Although our approach is designed to enhance quality not minimise costs, previous studies have shown significant reductions in cost by increasing the use of generic drugs.[27,28] Also generic prescribing was ranked a top cost ratings indicator by lead prescribing advisors across the UK.7 Following intervention, the generic prescribing in our study practice had improved from 85% to 93%.
There are however a number of limitations. The indicators of appropriate prescribing cover a number of chronic conditions such as ischaemic heart disease, chronic obstructive pulmonary disease, asthma, atrial fibrillation and benzodiazepine use.

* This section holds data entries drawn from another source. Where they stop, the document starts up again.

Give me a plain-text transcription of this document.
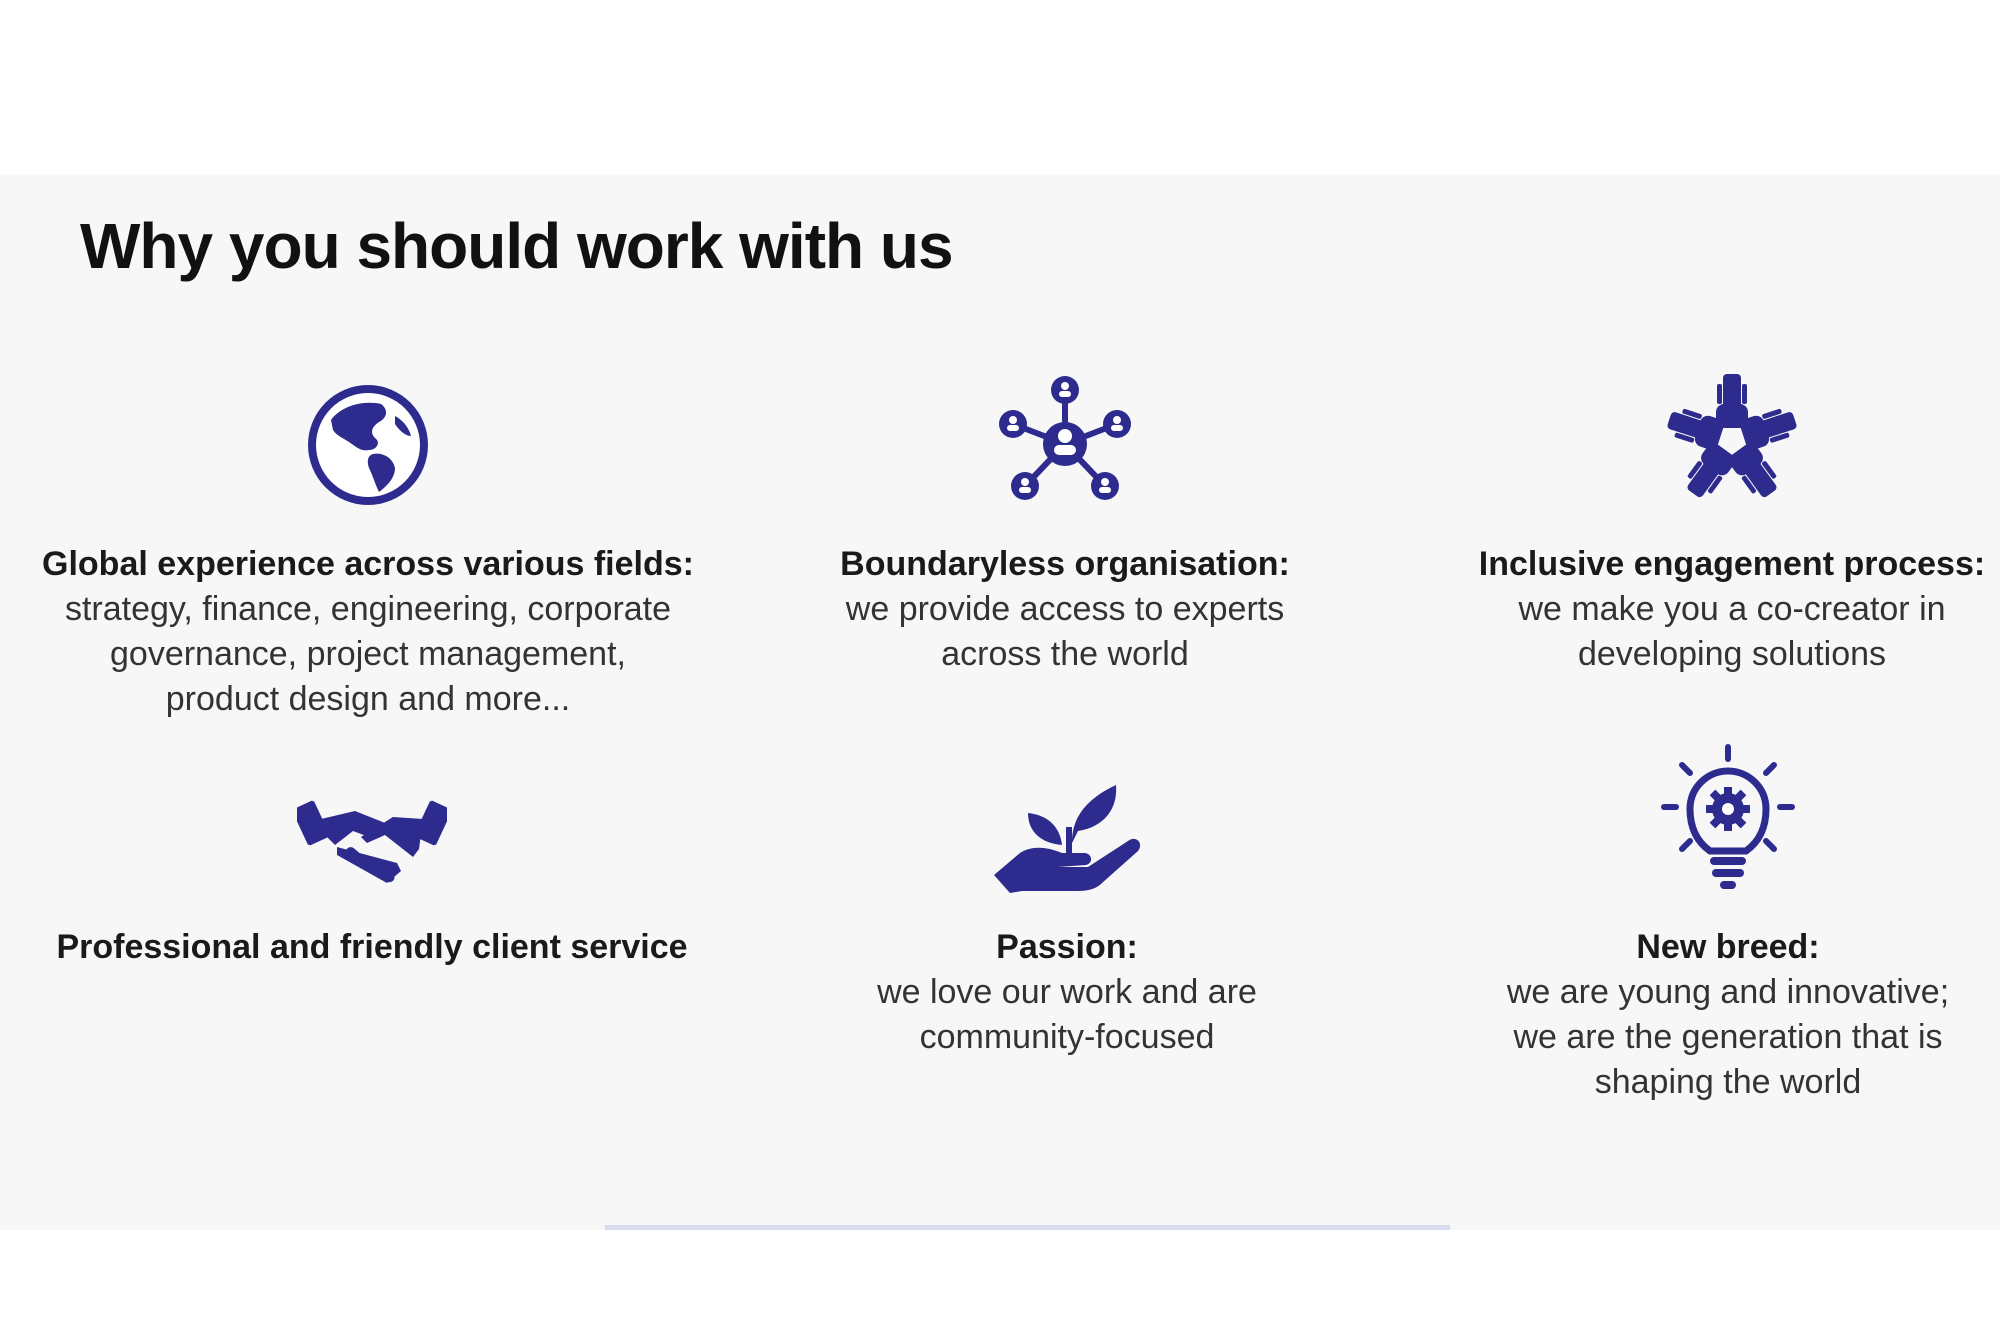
Why you should work with us
Global experience across various fields:
strategy, finance, engineering, corporate
governance, project management,
product design and more...
Boundaryless organisation:
we provide access to experts
across the world
Inclusive engagement process:
we make you a co-creator in
developing solutions
Professional and friendly client service	Passion:
we love our work and are
community-focused
New breed:
we are young and innovative;
we are the generation that is
shaping the world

There are many other therapeutic areas not covered, and prescribing for those areas cannot be inferred from our findings.
In addition with the study design employed we are unable to prove the value of the intervention. Nevertheless, we have demonstrated the applicability to primary care of a range of secondary care prescribing indicators for elderly patients that are not only useful in measuring general prescribing trends but more importantly can also accurately assess the quality of prescribing for certain diseases on an individual patient basis. They could be used by primary care trusts to promote evidence-based prescribing through prescribing incentive schemes and to develop audit standards common to both primary and secondary care.
Data collection and analysis in this study was carried out by doctors because they were experienced in the application of the prescribing indicators. Pharmacists or possibly members of other professions allied to medicine could be less expensive. The e¡ects of such interventions on prescribing quality need to be established by larger studies involving several practices.